Now we know the story is much more complicated.
In a book to be released next week, the same David Corn, of The Nation magazine and Michael Isikoff of Newsweek, reveal that the original leaker to Novak was actually a Bush administration insider who was opposed to the war in Iraq, but also suffered an irrepressible urge to gossip, then-Deputy Secretary of State Richard Armitage.
The reporting duo also reveal that when Armitage realized that he was the source of the leak, he came clean to Secretary of State Colin Powell. Powell however, revealed the minimum amount of information possible to those outside the department. The State Department told the FBI of Armitage's role and informed the White House that they had given information to the FBI about the scandal, but nothing more.
The public learned nothing. And as the investigation dragged on through 2004 and 2005, the Gallup Poll showed that a majority of Americans formed the opinion that Wilson's wife, Valerie Plame, was deliberately outed by the Bush administration as an effort to silence him and discredit his claim that intelligence was twisted to justify the war. Reflecting that view, Wilson wrote, "The conspiracy to destroy us was most likely conceived - and carried out - within the office of the vice president."
All along, Secretary of State Colin Powell knew that the facts were more complicated, yet he said nothing. And he had rather unflattering reasons for silence. At the time, the relatively dovish State Department and CIA were struggling with the office of the vice president and the secretary of Defense for the primary role in shaping Iraq and Middle East policy. Every day that the vice president was smeared with the Plame allegations strengthened Powell's hand in the Bush administration's internal struggle.

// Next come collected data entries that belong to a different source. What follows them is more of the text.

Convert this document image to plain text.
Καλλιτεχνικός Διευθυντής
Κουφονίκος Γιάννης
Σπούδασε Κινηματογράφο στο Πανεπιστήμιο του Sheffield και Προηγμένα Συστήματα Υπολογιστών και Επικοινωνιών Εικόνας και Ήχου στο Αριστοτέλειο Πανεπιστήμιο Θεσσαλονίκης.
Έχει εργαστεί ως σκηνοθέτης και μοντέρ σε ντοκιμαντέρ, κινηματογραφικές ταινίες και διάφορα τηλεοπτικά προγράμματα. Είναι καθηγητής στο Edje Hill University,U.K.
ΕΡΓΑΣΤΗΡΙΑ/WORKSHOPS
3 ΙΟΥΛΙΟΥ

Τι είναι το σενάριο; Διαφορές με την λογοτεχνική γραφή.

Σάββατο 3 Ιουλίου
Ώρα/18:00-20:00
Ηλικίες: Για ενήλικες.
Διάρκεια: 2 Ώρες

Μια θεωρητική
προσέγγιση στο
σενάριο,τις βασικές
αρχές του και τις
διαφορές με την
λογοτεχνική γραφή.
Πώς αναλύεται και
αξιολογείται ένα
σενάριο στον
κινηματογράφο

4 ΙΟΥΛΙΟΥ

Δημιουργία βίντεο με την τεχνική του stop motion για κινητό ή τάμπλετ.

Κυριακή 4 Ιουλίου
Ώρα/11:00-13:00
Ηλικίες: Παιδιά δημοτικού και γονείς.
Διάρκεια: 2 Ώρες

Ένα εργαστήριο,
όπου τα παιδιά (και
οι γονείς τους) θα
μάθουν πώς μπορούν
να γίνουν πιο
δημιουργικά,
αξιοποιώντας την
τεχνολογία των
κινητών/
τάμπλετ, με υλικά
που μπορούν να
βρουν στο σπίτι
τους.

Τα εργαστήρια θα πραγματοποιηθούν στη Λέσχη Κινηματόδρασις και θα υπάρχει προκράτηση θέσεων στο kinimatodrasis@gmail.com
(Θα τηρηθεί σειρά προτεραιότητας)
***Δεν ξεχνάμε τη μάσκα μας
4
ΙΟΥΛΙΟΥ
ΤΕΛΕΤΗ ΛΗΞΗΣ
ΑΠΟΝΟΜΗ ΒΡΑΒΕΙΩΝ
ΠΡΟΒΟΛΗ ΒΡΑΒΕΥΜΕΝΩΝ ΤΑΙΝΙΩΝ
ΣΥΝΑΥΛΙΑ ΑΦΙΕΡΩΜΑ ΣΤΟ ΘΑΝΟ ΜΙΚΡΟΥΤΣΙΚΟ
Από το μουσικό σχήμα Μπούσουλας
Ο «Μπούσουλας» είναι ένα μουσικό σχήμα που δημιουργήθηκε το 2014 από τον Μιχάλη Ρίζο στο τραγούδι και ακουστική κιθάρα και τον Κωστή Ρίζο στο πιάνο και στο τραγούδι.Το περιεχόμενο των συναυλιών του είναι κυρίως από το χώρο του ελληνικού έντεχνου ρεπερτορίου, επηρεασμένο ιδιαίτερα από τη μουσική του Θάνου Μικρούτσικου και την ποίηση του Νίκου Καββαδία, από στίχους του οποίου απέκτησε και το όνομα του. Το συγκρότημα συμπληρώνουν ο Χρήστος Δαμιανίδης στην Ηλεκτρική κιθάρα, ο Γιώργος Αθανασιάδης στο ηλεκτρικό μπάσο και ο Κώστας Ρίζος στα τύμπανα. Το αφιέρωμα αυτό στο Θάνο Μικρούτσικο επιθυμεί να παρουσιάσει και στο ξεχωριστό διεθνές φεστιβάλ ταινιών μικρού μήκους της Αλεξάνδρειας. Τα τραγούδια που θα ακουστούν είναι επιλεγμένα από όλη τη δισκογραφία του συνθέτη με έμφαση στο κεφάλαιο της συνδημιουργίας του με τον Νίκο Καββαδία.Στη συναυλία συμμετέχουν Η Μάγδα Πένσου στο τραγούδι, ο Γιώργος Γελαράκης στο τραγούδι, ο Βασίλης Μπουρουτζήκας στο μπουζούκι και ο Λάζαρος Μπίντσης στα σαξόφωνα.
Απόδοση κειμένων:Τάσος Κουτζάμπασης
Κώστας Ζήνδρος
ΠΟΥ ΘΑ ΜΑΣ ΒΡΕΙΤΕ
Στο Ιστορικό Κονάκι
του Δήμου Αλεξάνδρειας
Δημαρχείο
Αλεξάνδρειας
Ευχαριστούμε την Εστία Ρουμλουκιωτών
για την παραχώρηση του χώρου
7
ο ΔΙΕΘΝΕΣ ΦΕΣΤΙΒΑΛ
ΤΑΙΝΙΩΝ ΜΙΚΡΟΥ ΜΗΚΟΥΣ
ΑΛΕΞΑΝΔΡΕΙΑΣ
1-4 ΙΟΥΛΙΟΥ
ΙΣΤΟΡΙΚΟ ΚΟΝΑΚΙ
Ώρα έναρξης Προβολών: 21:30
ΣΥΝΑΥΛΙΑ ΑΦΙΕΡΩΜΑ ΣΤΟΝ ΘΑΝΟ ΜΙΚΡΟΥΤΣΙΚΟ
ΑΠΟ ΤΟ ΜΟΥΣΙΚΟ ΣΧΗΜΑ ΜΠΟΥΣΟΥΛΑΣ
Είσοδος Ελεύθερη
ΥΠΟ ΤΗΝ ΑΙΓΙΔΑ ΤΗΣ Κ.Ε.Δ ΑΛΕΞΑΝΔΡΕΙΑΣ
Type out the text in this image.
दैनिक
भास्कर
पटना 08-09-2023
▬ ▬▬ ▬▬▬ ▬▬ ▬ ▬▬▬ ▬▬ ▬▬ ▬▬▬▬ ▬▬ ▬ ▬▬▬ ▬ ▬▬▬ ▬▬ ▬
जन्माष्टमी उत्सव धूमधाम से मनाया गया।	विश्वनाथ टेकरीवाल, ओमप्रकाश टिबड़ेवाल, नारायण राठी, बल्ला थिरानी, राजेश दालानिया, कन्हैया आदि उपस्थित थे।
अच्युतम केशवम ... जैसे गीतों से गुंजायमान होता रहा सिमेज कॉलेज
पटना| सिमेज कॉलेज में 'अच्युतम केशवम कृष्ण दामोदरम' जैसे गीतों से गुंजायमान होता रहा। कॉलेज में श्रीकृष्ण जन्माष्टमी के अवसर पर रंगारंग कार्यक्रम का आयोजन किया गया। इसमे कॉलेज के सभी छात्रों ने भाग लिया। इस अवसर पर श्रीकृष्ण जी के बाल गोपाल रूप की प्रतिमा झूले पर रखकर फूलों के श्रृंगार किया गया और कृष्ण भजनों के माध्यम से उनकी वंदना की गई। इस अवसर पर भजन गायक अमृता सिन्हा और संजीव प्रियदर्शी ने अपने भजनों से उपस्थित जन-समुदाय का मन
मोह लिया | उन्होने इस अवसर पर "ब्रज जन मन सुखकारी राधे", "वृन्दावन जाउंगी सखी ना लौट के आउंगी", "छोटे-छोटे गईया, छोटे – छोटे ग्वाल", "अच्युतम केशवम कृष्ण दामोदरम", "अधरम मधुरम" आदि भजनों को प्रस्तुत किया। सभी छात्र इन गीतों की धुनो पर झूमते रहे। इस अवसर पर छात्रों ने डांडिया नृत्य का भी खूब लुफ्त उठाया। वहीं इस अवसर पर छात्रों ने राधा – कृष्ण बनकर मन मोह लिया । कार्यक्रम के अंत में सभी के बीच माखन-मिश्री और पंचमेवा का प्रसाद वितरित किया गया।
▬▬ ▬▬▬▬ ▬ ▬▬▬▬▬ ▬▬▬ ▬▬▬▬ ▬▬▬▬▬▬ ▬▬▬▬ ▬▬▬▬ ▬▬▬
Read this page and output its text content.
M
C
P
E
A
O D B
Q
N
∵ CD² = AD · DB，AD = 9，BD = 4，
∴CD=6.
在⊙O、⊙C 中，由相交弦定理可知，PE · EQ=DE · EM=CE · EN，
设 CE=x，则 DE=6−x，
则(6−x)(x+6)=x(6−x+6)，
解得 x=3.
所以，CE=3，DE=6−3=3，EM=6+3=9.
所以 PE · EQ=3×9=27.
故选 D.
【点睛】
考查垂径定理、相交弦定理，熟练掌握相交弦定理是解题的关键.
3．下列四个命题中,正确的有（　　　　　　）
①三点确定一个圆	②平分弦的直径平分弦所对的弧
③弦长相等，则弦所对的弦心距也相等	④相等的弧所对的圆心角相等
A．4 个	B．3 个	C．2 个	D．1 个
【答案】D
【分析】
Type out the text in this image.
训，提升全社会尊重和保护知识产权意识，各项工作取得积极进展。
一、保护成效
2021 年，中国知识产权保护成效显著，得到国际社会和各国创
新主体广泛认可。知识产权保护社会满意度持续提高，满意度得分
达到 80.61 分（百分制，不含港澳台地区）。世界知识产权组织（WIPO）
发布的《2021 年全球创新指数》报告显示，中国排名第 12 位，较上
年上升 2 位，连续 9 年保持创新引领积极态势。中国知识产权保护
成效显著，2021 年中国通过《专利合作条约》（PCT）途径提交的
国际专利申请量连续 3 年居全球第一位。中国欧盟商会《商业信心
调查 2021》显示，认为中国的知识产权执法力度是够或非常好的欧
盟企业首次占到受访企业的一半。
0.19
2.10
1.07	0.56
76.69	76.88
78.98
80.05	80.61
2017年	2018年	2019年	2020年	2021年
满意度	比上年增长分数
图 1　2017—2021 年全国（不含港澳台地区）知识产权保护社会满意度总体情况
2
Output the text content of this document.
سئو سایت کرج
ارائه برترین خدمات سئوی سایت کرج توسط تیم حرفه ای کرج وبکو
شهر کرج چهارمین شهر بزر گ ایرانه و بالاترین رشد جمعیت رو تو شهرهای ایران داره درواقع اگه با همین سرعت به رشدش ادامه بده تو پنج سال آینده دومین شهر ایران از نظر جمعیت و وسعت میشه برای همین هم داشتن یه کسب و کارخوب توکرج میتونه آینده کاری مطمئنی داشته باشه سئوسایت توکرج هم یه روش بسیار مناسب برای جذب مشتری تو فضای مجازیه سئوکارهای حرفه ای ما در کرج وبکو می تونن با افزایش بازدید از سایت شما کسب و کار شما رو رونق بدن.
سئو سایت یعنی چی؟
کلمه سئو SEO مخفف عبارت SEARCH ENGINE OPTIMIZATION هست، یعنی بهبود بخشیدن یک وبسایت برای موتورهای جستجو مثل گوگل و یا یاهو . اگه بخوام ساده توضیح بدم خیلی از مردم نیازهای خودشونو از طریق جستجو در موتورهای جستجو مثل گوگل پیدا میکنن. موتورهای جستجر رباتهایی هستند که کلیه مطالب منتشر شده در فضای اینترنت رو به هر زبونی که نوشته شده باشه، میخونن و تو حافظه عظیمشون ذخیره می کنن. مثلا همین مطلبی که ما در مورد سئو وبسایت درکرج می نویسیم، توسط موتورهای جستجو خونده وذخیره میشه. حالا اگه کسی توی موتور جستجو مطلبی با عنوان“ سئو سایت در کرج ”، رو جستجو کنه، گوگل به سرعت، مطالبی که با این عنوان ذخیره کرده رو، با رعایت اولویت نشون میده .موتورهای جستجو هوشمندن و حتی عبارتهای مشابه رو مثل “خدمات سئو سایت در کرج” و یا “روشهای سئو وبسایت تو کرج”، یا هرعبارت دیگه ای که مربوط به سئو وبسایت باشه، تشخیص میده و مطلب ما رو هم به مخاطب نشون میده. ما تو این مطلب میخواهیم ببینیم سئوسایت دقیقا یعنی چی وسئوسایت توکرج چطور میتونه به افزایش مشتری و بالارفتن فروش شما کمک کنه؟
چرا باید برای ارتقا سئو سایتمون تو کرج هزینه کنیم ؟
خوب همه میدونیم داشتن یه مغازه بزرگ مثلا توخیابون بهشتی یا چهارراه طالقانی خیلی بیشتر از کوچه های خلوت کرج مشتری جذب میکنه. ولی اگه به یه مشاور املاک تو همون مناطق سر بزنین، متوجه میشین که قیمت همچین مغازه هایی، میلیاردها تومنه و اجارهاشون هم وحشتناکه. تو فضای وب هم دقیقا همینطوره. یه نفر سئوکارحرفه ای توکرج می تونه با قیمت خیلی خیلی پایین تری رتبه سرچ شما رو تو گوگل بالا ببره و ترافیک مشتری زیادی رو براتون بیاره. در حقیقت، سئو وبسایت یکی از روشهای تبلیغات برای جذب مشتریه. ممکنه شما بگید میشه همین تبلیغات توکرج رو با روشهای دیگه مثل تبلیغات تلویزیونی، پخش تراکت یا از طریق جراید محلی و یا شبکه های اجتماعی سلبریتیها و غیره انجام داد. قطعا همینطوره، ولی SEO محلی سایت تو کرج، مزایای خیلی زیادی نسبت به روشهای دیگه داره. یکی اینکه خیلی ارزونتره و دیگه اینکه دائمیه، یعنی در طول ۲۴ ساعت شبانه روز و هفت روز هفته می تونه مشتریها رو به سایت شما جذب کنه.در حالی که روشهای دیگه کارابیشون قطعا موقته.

None of this changes the fact that the public presentation of intelligence was shaped to fit the decision to invade Iraq. Nor does it preclude the possibility that Bush administration officials went too far in trying to punish Wilson. However, the previously hidden role of Armitage does reveal that, in Washington, easy morality tales - where the good guys and bad guys come prepackaged and clearly labeled - are often myths.